The Manitoba government is enabling municipalities to conduct plebiscites to prohibit cannabis retail stores, Municipal Relations Minister Jeff Wharton announced today.
“We have consulted with municipalities throughout this process and some have indicated there may be a desire to prohibit retail cannabis sales within their communities,” said Wharton. “By allowing municipalities to conduct plebiscites as soon as possible, we are providing everyone with a fair say in this process.”
The province will be enacting several provisions for The Safe and Responsible Retailing of Cannabis Act, which will allow for plebiscites prohibiting cannabis retail stores. A plebiscite may be initiated by resolution of the municipal council or initiated by a petition signed by at least 20 per cent of the electors.
If a plebiscite to prohibit the sale of cannabis is held and approved, retail cannabis store licences may not be issued and any licences in effect are cancelled effective six months after the plebiscite.
Municipalities have a unique perspective to offer on the legal and regulatory framework for cannabis use.
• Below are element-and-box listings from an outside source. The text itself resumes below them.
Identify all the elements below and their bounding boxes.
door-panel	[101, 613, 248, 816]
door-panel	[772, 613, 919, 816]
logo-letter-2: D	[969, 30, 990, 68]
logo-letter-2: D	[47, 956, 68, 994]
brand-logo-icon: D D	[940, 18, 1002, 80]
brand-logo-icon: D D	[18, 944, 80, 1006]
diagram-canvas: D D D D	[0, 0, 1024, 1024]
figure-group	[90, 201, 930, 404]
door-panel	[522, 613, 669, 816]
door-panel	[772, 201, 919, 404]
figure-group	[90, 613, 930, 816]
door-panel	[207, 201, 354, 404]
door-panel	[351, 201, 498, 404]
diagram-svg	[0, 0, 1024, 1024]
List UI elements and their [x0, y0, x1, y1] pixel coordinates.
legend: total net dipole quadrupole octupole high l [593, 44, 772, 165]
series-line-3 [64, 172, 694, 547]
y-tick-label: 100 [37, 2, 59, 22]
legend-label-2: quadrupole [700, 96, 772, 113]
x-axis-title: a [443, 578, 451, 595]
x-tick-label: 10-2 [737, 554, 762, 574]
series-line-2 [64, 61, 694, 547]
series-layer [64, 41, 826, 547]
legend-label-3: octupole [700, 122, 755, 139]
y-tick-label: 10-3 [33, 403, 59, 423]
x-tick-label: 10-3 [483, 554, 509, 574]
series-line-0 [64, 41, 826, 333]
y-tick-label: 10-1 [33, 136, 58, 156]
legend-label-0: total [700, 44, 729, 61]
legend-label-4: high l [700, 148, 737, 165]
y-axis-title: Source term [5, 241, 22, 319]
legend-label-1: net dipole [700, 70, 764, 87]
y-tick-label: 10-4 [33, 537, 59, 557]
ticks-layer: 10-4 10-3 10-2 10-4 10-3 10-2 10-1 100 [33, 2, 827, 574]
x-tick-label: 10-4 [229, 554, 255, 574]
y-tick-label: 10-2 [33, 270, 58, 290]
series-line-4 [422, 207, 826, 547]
The Manitoba government wants to make sure municipalities have the tools to implement cannabis-related changes in ways that work best for their community and residents, said Wharton.
The minister noted that in order to make a significant difference in reducing black market sales, the province has set a goal that within two years, 90 per cent of Manitobans should be able to access legal cannabis within a 30-minute drive or less.